OSGeo / grass

GRASS GIS - free and open-source geospatial processing engine
https://grass.osgeo.org
Other
853 stars 310 forks source link

[Bug] t.rast.aggregate fails when GUI Settings → Number of threads for parallel computing set to more than 1 with active processing mask #4708

Open Falconus opened 1 week ago

Falconus commented 1 week ago

Description

When attempting to run the t.rast.aggregate tool with a mask, it fails when the number of threads for parallel computing is set to >1 in the GUI settings (Settings → Preferences). When it is reset to 1 and saved, the tool works as expected with no errors. When the mask is removed, it also works with no errors.

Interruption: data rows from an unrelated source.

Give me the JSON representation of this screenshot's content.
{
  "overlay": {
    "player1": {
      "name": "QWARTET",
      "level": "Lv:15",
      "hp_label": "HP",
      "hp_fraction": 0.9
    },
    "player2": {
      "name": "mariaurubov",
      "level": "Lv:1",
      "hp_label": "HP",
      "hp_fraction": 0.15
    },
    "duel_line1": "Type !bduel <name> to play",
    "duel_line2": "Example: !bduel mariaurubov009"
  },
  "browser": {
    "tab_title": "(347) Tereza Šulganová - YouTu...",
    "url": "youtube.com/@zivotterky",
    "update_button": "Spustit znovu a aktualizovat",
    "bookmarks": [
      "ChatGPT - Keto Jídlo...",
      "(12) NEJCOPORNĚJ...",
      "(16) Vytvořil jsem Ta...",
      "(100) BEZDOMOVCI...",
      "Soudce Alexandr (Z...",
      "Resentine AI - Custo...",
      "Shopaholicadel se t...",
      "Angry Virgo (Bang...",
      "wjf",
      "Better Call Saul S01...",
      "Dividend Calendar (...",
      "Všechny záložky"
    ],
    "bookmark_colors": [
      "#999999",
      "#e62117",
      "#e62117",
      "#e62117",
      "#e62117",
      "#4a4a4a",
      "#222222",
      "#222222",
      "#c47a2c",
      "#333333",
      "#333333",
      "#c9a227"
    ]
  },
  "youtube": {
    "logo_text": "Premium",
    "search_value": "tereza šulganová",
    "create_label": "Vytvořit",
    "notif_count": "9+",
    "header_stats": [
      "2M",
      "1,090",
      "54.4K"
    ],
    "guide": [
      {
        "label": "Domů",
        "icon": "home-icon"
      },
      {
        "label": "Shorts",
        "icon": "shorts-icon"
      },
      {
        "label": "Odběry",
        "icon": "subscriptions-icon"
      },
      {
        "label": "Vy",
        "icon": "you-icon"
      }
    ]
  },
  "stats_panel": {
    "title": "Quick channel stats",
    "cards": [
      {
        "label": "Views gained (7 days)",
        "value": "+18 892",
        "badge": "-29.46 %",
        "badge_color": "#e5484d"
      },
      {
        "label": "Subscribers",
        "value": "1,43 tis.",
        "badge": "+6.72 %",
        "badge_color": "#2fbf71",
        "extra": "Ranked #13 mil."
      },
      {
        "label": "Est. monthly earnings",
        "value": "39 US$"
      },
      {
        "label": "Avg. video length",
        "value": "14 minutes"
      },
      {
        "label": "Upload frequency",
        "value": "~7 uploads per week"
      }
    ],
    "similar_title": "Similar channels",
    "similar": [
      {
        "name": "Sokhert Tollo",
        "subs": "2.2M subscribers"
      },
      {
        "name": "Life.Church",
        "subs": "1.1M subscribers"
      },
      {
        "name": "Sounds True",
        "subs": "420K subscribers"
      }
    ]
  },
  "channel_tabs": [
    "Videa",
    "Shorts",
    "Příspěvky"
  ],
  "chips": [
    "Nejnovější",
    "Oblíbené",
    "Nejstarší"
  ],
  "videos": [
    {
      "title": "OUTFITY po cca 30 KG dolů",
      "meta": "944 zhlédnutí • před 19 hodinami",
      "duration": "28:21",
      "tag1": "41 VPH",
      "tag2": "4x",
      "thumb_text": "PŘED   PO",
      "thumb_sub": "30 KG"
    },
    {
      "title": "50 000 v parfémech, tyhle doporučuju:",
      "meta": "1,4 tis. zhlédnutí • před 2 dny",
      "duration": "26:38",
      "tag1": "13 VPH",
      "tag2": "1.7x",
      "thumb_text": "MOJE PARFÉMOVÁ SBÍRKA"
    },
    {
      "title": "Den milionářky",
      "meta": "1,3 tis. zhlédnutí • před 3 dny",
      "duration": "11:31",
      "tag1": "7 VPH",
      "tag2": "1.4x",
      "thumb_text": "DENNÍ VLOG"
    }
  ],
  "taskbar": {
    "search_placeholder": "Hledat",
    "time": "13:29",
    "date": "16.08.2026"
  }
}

t.rast.aggregate --overwrite input=uas_dsm@assignment5b output=uas_dsm_aggr basename=uas_dsm_aggr suffix=time granularity=1 months nprocs=1
WARNING: Parallel processing disabled due to active MASK.
Traceback (most recent call last):
  File "/usr/local/grass84/scripts/t.rast.aggregate", line
245, in <module>
    main()
  File "/usr/local/grass84/scripts/t.rast.aggregate", line
195, in main
    output_list = tgis.aggregate_by_topology(
                  ^^^^^^^^^^^^^^^^^^^^^^^^^^^
  File "/usr/local/grass84/etc/python/grass/temporal/aggrega
tion.py", line 383, in aggregate_by_topology
    process_queue.put(mod)
  File "/usr/local/grass84/etc/python/grass/pygrass/modules/
interface/module.py", line 253, in put
    self.wait()
  File "/usr/local/grass84/etc/python/grass/pygrass/modules/
interface/module.py", line 311, in wait
    proc.wait(),
    ^^^^^^^^^^^
  File "/usr/local/grass84/etc/python/grass/pygrass/modules/
interface/module.py", line 859, in wait
    raise CalledModuleError(
grass.exceptions.CalledModuleError: Module run `r.series fil
e=/media/christopher/Data/GIS_584/GRASS/Lake_Wheeler_NCspm/a
ssignment5b/.tmp/christopher-desktop/771233.0 method=average
nprocs=2 memory=122880
output=uas_dsm_aggr_2015_09_01T00_00_00 --o --q` ended with
an error.
The subprocess ended with a non-zero return code: -11. See
errors above the traceback or in the error output.
(Fri Nov 15 23:55:38 2024) Command ended with non-zero return code 1 (2 sec)    

To reproduce

  1. Set a processing mask
  2. From the Settings drop-down menu, select the "Preferences" menu item.
  3. In the tools tab in the "GUI Settings" window, set the number of threads for parallel computing to a number greater than 1 (I tried 2 and 16, with the same results)
  4. Run the t.rast.aggregate tool. I used the following parameters: t.rast.aggregate --overwrite input=uas_dsm@assignment5b output=uas_dsm_aggr basename=uas_dsm_aggr suffix=time granularity=1 months nprocs=1. The nprocs flag had no effect, regardless of whether it was set at 1 or 16.
  5. Observe tool failure

Expected behavior

Tool should not fail due to mask if default nprocs are set to >1.

Screenshots

System description


System Info                                                                     
GRASS version: 8.4.1dev                                                         
Code revision: cd76f8b7d1                                                       
Build date: 2024-11-15                                                          
Build platform: x86_64-pc-linux-gnu                                             
GDAL: 3.9.3                                                                     
PROJ: 9.6.0                                                                     
GEOS: 3.12.2                                                                    
SQLite: 3.45.1                                                                  
Python: 3.12.3                                                                  
wxPython: 4.2.2                                                                 
Platform: Linux-6.8.0-48-generic-x86_64-with-glibc2.39                          
python3 -c import sys, wx; print(sys.version); print(wx.version())
3.12.3 (main, Sep 11 2024, 14:17:37) [GCC 13.2.0]
4.2.2 gtk3 (phoenix) wxWidgets 3.2.6

Workaround

Set the default nprocs to 1 or remove the mask for the t.rast.aggregate step.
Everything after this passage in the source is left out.